The value of this property should be a valid SQL statement that can be run as part of the SELECT list of a query.

The SQL statement is passed directly to the underlying database when the query runs, so it must be in a syntax that is supported by your chosen engine. If you want to run the query on other types of databases, use the dialects property to define additional dialects for it to run in.

dialects

  • Type: array
  • Required: N

Defines alternate dialects for the sql statement so that it can run on other types of databases. You can define as many alternate dialects as needed.

Supported properties:

  • dialect: String, required. An alternate SQL dialect.
    Supported values:

    • Snowflake
    • Postgresql
    • DatabricksSQL
    • BigQuery
    • Iris
  • sql: String, required. The alternate SQL statement.

map

  • Type: object
  • Required: N

Defines a map to use to create a calculated column.

Supported properties:

  • field_terminator: String, required. The delimiter used to separate the key:value pairs. This must be in quotes (").
  • key_terminator: String, required. The delimiter used to separate the individual keys from their values. This must be in quotes (").
  • key_type: String, required. The data type of the map's keys.
  • value_type: String, required. The data type of the map's values.

The mapped columns are defined as separate columns within the dataset file. Each of these must have the parent_column property.

For more information on maps in AtScale, see Extract Values From A Map.

parent_column

  • Type: string
  • Required: Required for mapped columns

For mapped columns only. Specifies the map column used to create this column.

description

  • Type: string
  • Required: N

A description of the dataset.

incremental

  • Type: object
  • Required: N

Enables incremental builds for the dataset. When the engine performs an incremental rebuild of an aggregate table, it appends new rows and updates existing rows that fall within a specified period of time (called the grace period). For more information, see About Incremental Rebuilds.

The incremental property supports the following properties.

column

  • Type: string
  • Required: Y

The name of the dataset column to use as an incremental indicator. This column must have values that increase monotonically, such as a numeric UNIX timestamp showing seconds since epoch, or a Timestamp/DateTime. The values in this column enable the AtScale engine both to append rows to an aggregate table and update rows during an incremental rebuild.
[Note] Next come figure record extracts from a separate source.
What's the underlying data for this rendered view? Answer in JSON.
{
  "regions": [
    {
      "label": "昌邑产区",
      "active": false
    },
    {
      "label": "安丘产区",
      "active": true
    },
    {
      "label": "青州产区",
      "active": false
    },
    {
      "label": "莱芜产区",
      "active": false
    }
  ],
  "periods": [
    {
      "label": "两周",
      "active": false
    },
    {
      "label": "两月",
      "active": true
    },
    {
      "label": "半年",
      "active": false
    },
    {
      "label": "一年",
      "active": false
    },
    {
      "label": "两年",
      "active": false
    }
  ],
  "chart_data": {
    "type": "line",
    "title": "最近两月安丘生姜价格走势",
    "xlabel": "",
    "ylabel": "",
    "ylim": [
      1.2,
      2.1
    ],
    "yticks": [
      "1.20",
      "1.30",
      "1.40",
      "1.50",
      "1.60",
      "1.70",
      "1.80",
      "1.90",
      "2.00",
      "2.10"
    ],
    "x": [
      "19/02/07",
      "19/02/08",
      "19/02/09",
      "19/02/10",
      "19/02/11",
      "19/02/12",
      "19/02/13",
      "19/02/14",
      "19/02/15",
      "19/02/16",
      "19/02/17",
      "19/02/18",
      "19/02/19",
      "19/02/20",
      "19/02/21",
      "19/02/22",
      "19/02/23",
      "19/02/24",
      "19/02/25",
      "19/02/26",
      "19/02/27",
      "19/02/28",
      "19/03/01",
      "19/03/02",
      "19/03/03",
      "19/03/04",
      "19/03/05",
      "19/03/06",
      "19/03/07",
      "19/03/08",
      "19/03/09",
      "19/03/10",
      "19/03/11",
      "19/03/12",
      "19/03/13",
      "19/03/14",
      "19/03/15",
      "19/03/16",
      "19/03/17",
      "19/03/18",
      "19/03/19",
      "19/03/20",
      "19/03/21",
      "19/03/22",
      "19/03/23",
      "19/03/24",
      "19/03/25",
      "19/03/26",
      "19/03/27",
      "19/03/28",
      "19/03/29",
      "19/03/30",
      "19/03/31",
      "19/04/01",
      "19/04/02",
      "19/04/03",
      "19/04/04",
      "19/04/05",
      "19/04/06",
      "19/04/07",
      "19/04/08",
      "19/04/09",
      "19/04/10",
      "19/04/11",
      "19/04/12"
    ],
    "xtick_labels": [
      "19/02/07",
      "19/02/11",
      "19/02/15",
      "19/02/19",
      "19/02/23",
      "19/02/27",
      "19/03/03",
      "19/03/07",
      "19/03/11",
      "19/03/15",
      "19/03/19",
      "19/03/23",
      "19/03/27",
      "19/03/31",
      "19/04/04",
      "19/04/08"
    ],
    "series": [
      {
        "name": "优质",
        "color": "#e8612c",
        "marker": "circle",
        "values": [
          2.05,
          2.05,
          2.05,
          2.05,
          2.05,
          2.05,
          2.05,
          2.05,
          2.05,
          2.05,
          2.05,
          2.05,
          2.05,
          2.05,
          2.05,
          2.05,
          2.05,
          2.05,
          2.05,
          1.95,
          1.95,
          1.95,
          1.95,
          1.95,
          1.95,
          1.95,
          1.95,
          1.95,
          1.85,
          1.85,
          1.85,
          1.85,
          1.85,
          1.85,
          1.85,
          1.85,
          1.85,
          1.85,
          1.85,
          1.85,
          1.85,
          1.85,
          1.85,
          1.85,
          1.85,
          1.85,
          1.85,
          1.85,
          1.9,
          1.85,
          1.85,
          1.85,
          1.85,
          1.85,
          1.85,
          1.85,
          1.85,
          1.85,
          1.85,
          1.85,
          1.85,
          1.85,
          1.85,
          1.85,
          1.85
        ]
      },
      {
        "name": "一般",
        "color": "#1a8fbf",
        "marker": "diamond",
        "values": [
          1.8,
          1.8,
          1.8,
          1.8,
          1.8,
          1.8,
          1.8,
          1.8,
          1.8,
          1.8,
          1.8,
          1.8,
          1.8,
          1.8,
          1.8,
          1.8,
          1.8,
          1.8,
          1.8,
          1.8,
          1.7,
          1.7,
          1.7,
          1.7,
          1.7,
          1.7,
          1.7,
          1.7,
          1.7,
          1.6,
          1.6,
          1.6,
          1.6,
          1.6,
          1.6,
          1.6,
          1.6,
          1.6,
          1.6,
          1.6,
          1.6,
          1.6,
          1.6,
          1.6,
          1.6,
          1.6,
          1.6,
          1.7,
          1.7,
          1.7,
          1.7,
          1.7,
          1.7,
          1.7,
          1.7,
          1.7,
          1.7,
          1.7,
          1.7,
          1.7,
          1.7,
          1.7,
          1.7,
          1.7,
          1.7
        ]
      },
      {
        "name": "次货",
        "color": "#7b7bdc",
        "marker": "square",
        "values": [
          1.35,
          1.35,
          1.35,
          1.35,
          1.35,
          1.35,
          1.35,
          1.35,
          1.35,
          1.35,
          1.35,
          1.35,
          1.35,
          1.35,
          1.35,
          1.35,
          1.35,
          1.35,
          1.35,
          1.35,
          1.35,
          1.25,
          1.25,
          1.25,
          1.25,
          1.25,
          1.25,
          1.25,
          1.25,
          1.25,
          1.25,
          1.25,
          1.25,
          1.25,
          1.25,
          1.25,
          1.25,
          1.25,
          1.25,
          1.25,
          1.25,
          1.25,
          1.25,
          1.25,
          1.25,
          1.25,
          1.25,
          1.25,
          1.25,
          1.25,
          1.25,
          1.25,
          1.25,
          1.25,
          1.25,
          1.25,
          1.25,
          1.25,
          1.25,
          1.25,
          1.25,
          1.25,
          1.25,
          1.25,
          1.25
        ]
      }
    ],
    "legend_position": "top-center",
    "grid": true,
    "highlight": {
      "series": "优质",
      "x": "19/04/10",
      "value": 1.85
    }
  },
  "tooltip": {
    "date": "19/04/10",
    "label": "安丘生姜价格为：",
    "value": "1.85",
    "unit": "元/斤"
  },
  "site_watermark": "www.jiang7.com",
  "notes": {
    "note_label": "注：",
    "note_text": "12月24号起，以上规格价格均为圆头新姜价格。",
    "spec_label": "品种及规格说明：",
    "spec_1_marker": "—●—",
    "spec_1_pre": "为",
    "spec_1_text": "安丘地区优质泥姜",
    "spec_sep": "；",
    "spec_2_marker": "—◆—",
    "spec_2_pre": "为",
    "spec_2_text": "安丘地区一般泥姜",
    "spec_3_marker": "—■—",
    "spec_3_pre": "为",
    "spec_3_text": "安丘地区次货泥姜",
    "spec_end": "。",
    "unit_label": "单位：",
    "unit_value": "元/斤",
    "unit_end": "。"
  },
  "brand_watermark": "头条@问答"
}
The values of this column should be of one of the following data types: Long, Integer, Decimal (38,0) (Snowflake only), Timestamp, DateTime.

If you do not have a column that meets this criteria, you may need to create a calculated column to transform string or datetime values into the right data type.

grace_period

  • Type: string
  • Required: Y

When the AtScale engine starts an incremental build, the grace_period determines how far back in time the engine looks for updates to rows in the dataset; for example, one week or 15 days.

The value of this property should be an integer, followed by the time unit. The time unit can be any of the following: s (second), m (minute), h (hour), d (day), w (week).

For example, setting the value to '100s' sets the grace period to 100 seconds. Setting it to '1w' sets the grace period to one week.

immutable

  • Type: boolean
  • Required: N

Determines whether the dataset changes often or not. The AtScale engine uses this information when running incremental builds of aggregates that use joins on dimensions that do not change often.